Occasionally, the quirkiness of the film and its characters does get into the way of the movie itself. From a man with an absurdly fake-looking Amish beard to a feral wolf child, several customers seeking hair care from Mathilde enter the film for apparent attempts at pleasurable silliness. Efforts to show the main characters’ love for one another sometimes involve these outside characters, which results in moments more awkward than affectionate. Showing Antoine, for example, getting to second base while Mathilde shampoos the hair of another man is a little off-putting.

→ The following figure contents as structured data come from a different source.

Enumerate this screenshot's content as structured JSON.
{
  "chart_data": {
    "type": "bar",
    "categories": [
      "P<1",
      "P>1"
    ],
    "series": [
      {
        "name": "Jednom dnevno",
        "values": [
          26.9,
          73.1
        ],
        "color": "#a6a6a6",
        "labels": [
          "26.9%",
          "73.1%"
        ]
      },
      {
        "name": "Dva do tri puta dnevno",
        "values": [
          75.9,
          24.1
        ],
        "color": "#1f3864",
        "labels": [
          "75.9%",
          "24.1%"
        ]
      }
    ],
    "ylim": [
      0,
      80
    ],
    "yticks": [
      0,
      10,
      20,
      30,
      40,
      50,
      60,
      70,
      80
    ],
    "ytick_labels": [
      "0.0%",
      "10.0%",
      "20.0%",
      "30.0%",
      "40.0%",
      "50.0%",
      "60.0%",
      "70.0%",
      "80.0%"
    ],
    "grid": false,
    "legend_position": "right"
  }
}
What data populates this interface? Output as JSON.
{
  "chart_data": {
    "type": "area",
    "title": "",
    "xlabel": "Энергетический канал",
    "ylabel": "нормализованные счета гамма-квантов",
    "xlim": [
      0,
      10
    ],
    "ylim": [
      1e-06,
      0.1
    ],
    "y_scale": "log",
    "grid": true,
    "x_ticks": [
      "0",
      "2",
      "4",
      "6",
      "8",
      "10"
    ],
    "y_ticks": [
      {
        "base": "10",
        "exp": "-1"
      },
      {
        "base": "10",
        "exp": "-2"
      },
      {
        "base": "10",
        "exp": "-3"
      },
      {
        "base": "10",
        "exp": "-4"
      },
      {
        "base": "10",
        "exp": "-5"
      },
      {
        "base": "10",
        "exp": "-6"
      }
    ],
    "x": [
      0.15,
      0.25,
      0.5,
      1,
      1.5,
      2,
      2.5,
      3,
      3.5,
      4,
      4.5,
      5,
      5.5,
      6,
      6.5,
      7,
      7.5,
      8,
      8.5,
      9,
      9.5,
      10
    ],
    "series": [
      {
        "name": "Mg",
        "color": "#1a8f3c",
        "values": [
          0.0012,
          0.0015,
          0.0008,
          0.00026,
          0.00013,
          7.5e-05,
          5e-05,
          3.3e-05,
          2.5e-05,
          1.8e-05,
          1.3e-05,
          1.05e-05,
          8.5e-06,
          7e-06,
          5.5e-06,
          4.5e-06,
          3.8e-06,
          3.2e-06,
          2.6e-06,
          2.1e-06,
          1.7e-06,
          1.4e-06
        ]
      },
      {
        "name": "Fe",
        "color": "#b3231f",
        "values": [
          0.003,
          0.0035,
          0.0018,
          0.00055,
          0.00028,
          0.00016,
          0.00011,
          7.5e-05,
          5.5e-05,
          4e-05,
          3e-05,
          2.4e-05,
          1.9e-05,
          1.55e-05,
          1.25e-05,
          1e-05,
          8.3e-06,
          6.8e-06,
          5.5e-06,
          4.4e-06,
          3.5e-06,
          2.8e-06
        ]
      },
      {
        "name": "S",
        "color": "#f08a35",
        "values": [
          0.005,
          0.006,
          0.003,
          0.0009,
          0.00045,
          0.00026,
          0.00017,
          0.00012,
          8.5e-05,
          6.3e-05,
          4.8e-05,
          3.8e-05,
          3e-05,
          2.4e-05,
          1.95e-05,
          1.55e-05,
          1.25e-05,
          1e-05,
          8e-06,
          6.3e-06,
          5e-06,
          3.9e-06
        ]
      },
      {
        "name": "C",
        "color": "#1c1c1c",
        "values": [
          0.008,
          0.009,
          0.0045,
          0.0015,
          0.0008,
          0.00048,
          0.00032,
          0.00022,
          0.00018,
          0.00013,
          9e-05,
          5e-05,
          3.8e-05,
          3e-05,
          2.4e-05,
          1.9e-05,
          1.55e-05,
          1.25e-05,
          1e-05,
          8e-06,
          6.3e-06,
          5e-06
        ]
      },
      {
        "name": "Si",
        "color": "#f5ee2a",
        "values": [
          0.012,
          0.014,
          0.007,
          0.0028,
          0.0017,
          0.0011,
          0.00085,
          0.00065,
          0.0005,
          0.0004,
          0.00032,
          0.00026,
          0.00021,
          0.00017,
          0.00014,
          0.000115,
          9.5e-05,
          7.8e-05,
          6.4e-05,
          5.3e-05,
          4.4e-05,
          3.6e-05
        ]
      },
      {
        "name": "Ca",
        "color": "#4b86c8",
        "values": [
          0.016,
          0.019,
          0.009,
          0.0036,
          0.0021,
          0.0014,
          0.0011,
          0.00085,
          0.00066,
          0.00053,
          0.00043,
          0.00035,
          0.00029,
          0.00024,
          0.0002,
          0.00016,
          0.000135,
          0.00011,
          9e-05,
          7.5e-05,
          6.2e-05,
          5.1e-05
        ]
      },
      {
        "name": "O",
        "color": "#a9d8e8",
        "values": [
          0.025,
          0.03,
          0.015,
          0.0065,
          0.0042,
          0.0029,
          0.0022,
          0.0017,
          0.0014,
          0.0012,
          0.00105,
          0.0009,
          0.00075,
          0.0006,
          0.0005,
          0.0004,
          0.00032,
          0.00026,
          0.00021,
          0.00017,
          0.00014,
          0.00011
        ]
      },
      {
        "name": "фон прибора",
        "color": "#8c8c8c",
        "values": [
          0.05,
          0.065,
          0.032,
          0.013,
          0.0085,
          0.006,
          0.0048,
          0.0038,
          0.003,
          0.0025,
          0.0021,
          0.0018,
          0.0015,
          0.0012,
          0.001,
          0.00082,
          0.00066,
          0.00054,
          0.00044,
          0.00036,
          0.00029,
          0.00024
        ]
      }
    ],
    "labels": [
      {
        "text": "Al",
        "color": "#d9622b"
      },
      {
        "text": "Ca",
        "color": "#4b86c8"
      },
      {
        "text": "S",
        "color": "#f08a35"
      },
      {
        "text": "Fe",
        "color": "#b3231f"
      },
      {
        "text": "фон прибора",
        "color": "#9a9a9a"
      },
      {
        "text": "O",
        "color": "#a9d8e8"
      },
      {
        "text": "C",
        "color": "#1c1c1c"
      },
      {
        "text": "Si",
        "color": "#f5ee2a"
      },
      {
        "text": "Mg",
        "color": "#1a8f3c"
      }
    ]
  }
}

Ultimately, the movie is more theme given form than a story driven by characters or plot, like an exercise in filmmaking techniques rather than a coherent whole. This is most distinctly felt during the ending, which may have a sort of thematic consistency, but still feels blatantly manipulative and out of place, as if the whole film was reverse engineered in order to accommodate the final minutes. This makes the last scenes jarring and emotionally incongruous, even if the pieces fit together on an intellectual level. Honestly though, the last thing one wants from an ephemeral French meditation on love is an intellectual truth over an emotional one.